What would your weight be in a hole 1 000 miles deep

[Alan McDougall]

If we could dig a hole a 1 000 miles deep, what effect would it have on our weight,if we compared our weights from that measured on bathroom type scale. (bottom and surface)?

 

I was a mining Engineer so this led me to propose this question

 

(please overlook the ramifications of heat lava etc)

 

Alan

[timo]

The weight decreases linearly until it reaches zero at the center; so it would be W*(R-1000 mi)/R, with W being the original weight and R being the radius of earth.

[swansont]

The weight decreases linearly until it reaches zero at the center; so it would be W*(R-1000 mi)/R, with W being the original weight and R being the radius of earth.

 

Assuming constant density, so this is approximately correct but there will be some deviations from the linear decrease.

[Daecon]

So what is the radius of the Earth? About 4,000 miles?

 

So that would be Weight*3000/4000, or 3/4 of it's current weight at the surface (approximately)?

[D H]

The weight decreases linearly until it reaches zero at the center; so it would be W*(R-1000 mi)/R, with W being the original weight and R being the radius of earth.

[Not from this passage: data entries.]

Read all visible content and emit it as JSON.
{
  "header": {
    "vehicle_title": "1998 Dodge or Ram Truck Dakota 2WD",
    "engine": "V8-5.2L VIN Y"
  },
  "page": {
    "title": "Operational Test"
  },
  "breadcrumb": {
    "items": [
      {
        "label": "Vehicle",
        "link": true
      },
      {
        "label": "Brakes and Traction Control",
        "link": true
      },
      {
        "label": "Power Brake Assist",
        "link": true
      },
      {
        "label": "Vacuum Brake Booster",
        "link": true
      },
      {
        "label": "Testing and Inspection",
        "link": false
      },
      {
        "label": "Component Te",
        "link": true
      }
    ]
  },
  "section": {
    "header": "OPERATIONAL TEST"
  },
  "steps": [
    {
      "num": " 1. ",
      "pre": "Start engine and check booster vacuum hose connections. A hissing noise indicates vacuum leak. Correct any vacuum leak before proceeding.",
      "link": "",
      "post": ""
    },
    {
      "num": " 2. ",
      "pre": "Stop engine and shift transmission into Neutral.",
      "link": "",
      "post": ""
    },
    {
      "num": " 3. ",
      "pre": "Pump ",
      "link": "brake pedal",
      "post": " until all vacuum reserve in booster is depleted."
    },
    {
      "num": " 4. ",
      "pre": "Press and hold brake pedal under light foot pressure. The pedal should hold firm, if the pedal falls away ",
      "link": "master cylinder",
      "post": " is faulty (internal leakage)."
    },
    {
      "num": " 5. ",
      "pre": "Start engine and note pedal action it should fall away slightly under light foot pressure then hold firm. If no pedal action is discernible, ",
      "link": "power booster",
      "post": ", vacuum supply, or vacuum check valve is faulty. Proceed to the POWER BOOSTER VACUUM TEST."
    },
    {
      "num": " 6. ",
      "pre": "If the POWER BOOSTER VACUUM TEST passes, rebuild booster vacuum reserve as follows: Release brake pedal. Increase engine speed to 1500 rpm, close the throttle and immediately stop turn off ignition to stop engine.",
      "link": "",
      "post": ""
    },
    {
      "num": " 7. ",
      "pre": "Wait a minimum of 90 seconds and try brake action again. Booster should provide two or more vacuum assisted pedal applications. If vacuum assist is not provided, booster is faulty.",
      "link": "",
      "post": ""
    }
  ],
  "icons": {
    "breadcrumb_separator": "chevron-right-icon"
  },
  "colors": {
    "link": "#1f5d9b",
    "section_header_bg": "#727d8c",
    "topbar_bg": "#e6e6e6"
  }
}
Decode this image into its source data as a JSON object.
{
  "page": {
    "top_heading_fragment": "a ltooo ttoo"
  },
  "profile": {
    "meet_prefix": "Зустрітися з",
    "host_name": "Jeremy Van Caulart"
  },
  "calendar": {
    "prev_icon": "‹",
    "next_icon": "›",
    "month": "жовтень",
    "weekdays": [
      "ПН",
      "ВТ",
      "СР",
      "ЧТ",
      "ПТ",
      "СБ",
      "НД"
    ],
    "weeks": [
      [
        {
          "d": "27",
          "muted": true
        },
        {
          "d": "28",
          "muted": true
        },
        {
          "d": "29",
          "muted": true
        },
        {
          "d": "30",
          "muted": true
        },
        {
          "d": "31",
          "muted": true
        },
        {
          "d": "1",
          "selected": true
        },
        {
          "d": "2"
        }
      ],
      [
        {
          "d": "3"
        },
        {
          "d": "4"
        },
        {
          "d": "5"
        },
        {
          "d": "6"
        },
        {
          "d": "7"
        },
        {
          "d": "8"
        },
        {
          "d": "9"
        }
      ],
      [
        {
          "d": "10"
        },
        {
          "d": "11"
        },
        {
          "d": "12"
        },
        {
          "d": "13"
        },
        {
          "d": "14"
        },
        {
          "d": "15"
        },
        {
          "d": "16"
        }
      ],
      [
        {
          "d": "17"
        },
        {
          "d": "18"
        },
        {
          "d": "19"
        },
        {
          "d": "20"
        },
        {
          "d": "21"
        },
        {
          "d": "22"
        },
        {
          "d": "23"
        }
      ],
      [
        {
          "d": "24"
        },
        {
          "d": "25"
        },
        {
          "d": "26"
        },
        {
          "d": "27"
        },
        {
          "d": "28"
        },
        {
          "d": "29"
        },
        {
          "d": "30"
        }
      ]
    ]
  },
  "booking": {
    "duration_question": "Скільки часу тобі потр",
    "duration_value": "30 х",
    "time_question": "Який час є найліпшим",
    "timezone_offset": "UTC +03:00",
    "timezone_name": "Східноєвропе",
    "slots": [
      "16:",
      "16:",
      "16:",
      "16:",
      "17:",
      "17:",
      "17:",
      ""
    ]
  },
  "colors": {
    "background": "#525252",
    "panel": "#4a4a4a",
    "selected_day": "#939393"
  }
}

That assumes the Earth has a uniform density: A nice, simple freshman physics problem. Unfortunately, that is all this assumption is good for. It does not reflect reality. Inside the real world, Earth's gravitational force initially increases with depth. This increase continues down to the mantle/outer core boundary; only then does it start dropping.

 

Think of it this way: The Earth's core represents about 9.4% of the total volume of the Earth but represents about 32% of the total mass of the Earth.

[Alan McDougall]

That assumes the Earth has a uniform density: A nice, simple freshman physics problem. Unfortunately, that is all this assumption is good for. It does not reflect reality. Inside the real world, Earth's gravitational force initially increases with depth. This increase continues down to the mantle/outer core boundary; only then does it start dropping.

 

Think of it this way: The Earth's core represents about 9.4% of the total volume of the Earth but represents about 32% of the total mass of the Earth.

 

Einsteins Theories did not reflect reality until they were proved correct by the eclipse of the sun in 1919? where the astronomers observes planet Mercury in front of the sun instead of where it should have been nicely hidden behind the sun. Gosh space which was considered an empty void could bend , what a silly thought is that

 

The assumption was a solid earth, but what about the huge mass at the two sides of the hole and the increasing mass above ones head??

 

Would it cancel out nicely as some say in response?

[insane_alien]

Alan, only if it was a uniform sphere, the earth, i'm sure you will agree is not a uniform sphere.

 

the gravity initially increases because the effect of being closer to most of the mass over powers the effect of the material above you. this is simply because the mass is concentrated towards the center.

 

eventually however, the mass above you will counteract this and your weight will start to decrease as you approach the center.

[timo]

That assumes the Earth has a uniform density: A nice, simple freshman physics problem. Unfortunately, that is all this assumption is good for. It does not reflect reality.

But you have to admit that it is the best quantitative answer to the question so far; even though that is because it is the only one.

 

Inside the real world, Earth's gravitational force initially increases with depth. This increase continues down to the mantle/outer core boundary; only then does it start dropping.

Nice. I wasn't aware of that. So how about the rest? It is a reasonable approximation to split earth in two pieces, core and mantle, and assume sphericallity and uniformity for both of them? That would still lead to a relatively simple answer to the question (sum of two forces).